Over the past two years, I have worked remotely in four European cities and travelled sporadically throughout. Stuffing my job into my rucksack and pocket, following friend’s footsteps and sometimes just my own.

Like when I boarded a night train to Oakland, and the carriage steered through a vast mechanised wasteland. Surrounded by two suitcases, there was a low budget cinema quality to the train. Despite being a seasoned traveller in Europe, I felt skittish and paranoid, weighed down by fear and loathing.

Edging through the darkness, I sat opposite a large African-American man chatting up a working girl thirty years his junior. Swigging a bottle of prosecco, he claimed to be a professor of anthropology at Berkeley while slapping his thigh with glee.

Across the aisle, three grimy punks were snorting meth together, and with only my phone for company, I foresaw my death warrant on their wrinkled brows.

My first night in California was a tense, nervy affair. I did not trust my shadow at all. I have never felt so relieved to see the sunrise.

san-francisco side street

The next morning in glorious light, I took the BART downtown and walked up Columbus Avenue towards Presidio, when a vagrant shouted from the sidewalk: “I feel liberated out here mister. I don’t have to live in a fucking cage like you.”

Broken souls loiter hopelessly around San Francisco as commuters walk on by oblivious. You develop a heightened sensitivity to mental illness over here. I have never seen so many damaged people in one place.

LinkedIn and anti-suicide helplines compete for advertising space on the metro. Poets recite verses for dollar bills as you switch tram lines. Black Lives Matter stickers decorate gender fluid toilets. You have tramps and tourists; crackheads and coders; methheads and moms. It’s a city torn by jazzy and violent contradictions.

You can have offbeat conversations that you would struggle to have anywhere else. Like when a transgender antique owner told me about her summer house in Giudecca, and how locals don’t appreciate the breadth and beauty of Venetian churches.

While I was browsing in her store, the Navy Blue Angels were performing a dick swinging contest over the Fisherman’s Wharf. As they performed a loop-to-loop for the umpteenth time, she sighed “Jesus there go my taxes,” before the phone rang and I left empty handed.

America is a massive weird pond with more room for dispossessed voices than Britain. There is a natural affinity with human difference. That’s what I enjoyed the most about San Francisco. It’s a soulful, bratty city with boundless energy, and the possibilities are endless.

When I booked my flights, it was the Beat literary scene that whetted my wanderlust more than anything else.
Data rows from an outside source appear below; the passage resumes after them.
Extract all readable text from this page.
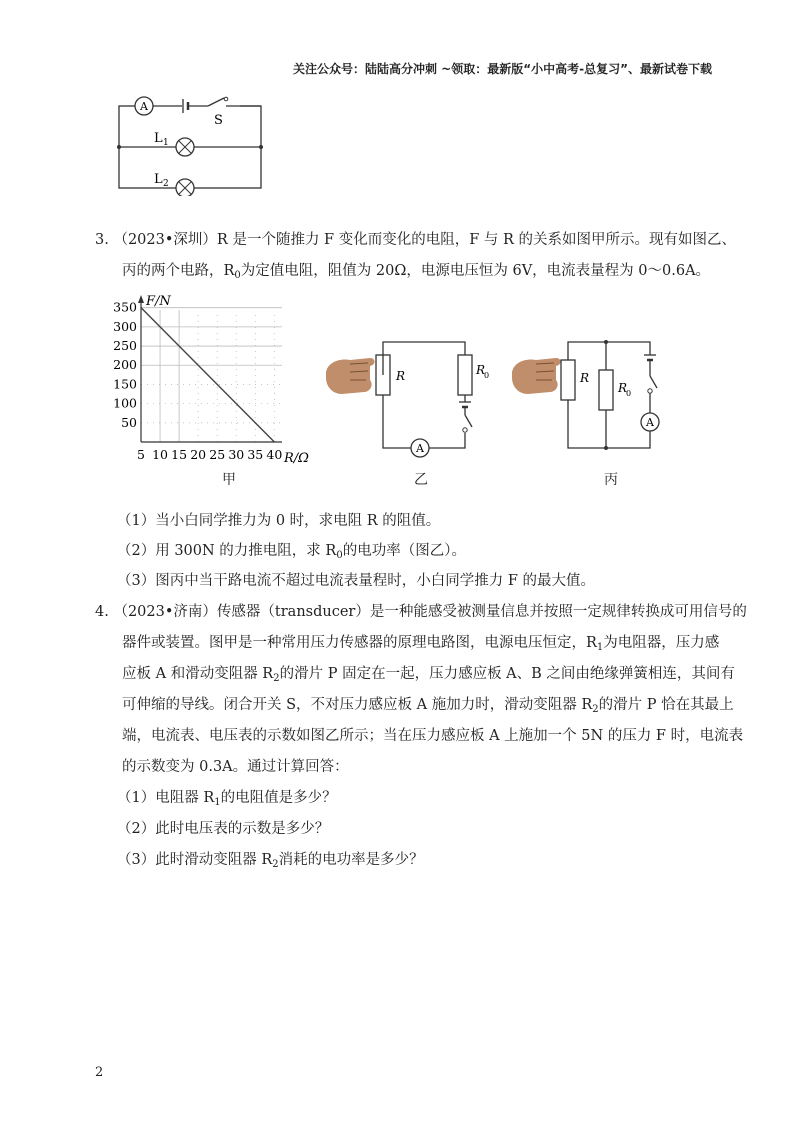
关注公众号：陆陆高分冲刺 ~领取：最新版“小中高考-总复习”、最新试卷下载
A
S
L 1
L 2
3. （2023•深圳）R 是一个随推力 F 变化而变化的电阻，F 与 R 的关系如图甲所示。现有如图乙、
丙的两个电路，$R_0$为定值电阻，阻值为 20Ω，电源电压恒为 6V，电流表量程为 0～0.6A。
50
100
150
200
250
300
350
5 10 15 20 25 30 35 40
F/N
R/Ω
甲
A
R	R
0
乙
A
R
R
0
丙
（1）当小白同学推力为 0 时，求电阻 R 的阻值。
（2）用 300N 的力推电阻，求 $R_0$的电功率（图乙）。
（3）图丙中当干路电流不超过电流表量程时，小白同学推力 F 的最大值。
4. （2023•济南）传感器（transducer）是一种能感受被测量信息并按照一定规律转换成可用信号的
器件或装置。图甲是一种常用压力传感器的原理电路图，电源电压恒定，$R_1$为电阻器，压力感
应板 A 和滑动变阻器 $R_2$的滑片 P 固定在一起，压力感应板 A、B 之间由绝缘弹簧相连，其间有
可伸缩的导线。闭合开关 S，不对压力感应板 A 施加力时，滑动变阻器 $R_2$的滑片 P 恰在其最上
端，电流表、电压表的示数如图乙所示；当在压力感应板 A 上施加一个 5N 的压力 F 时，电流表
的示数变为 0.3A。通过计算回答：
（1）电阻器 $R_1$的电阻值是多少？
（2）此时电压表的示数是多少？
（3）此时滑动变阻器 $R_2$消耗的电功率是多少？
2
I loved Kerouac and Ginsberg as a teenager, but after visiting their old haunts and the Beat museum, they felt stale and irrelevant. Internet activism is the electric drama of modern times. Everyone wants their story to be heard now. Not just poetic white men in smoky jazz bars.

San Francisco’s bookshops were fantastic though, and the Berkeley stores, in particular, possessed a depth and soul lacking in the UK.
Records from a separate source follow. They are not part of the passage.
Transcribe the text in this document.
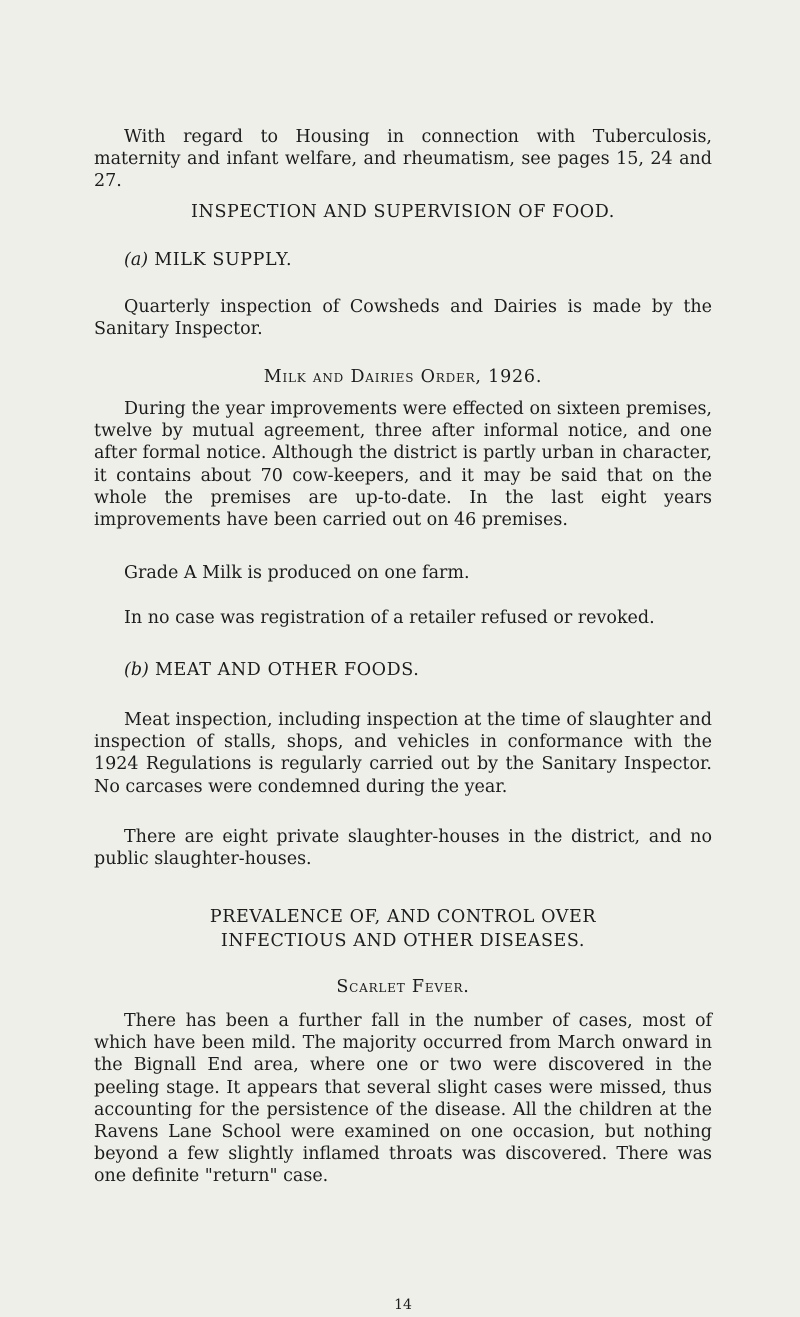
With regard to Housing in connection with Tuberculosis, maternity and infant welfare, and rheumatism, see pages 15, 24 and 27.

INSPECTION AND SUPERVISION OF FOOD.
(a) MILK SUPPLY.

Quarterly inspection of Cowsheds and Dairies is made by the Sanitary Inspector.

Milk and Dairies Order, 1926.

During the year improvements were effected on sixteen premises, twelve by mutual agreement, three after informal notice, and one after formal notice. Although the district is partly urban in character, it contains about 70 cow-keepers, and it may be said that on the whole the premises are up-to-date. In the last eight years improvements have been carried out on 46 premises.

Grade A Milk is produced on one farm.

In no case was registration of a retailer refused or revoked.

(b) MEAT AND OTHER FOODS.

Meat inspection, including inspection at the time of slaughter and inspection of stalls, shops, and vehicles in conformance with the 1924 Regulations is regularly carried out by the Sanitary Inspector. No carcases were condemned during the year.

There are eight private slaughter-houses in the district, and no public slaughter-houses.

PREVALENCE OF, AND CONTROL OVER
INFECTIOUS AND OTHER DISEASES.
Scarlet Fever.

There has been a further fall in the number of cases, most of which have been mild. The majority occurred from March onward in the Bignall End area, where one or two were discovered in the peeling stage. It appears that several slight cases were missed, thus accounting for the persistence of the disease. All the children at the Ravens Lane School were examined on one occasion, but nothing beyond a few slightly inflamed throats was discovered. There was one definite "return" case.

14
Afterwards I found myself eyeing up 1950’s baseball plaques in Italian cafes, watching rich couples dine on lobsters and cheese steaks, while beggars gorge out tin food with their bare hands. These have/have not scenarios occur in every society. Not just in San Francisco, but for some reason it feels more tangible here.

With so much emphasis on being a success, there’s a cavernous sense of loss for those who don’t make it.

San Francisco TransAmerica Building

After pressing the flesh at my Presidio office, I looped past the Golden Gate Bridge towards the North Beach district. A starry night emerged from the rosy sky. Listening to the cries of baseball fans in saloon bars, I watched the streets collide into one, as humanity’s best intentions lay rusting in the blue bay.

Baseball feels as alien to me as Saturn or Jupiter. I couldn’t relate to the euphoria and wanted to go home and hear the cry of my own tribe. Transience can catch you at the most unsuspecting moments. But you need to take your chances and explore places while you can. As you never know when the opportunity will come again or cease entirely.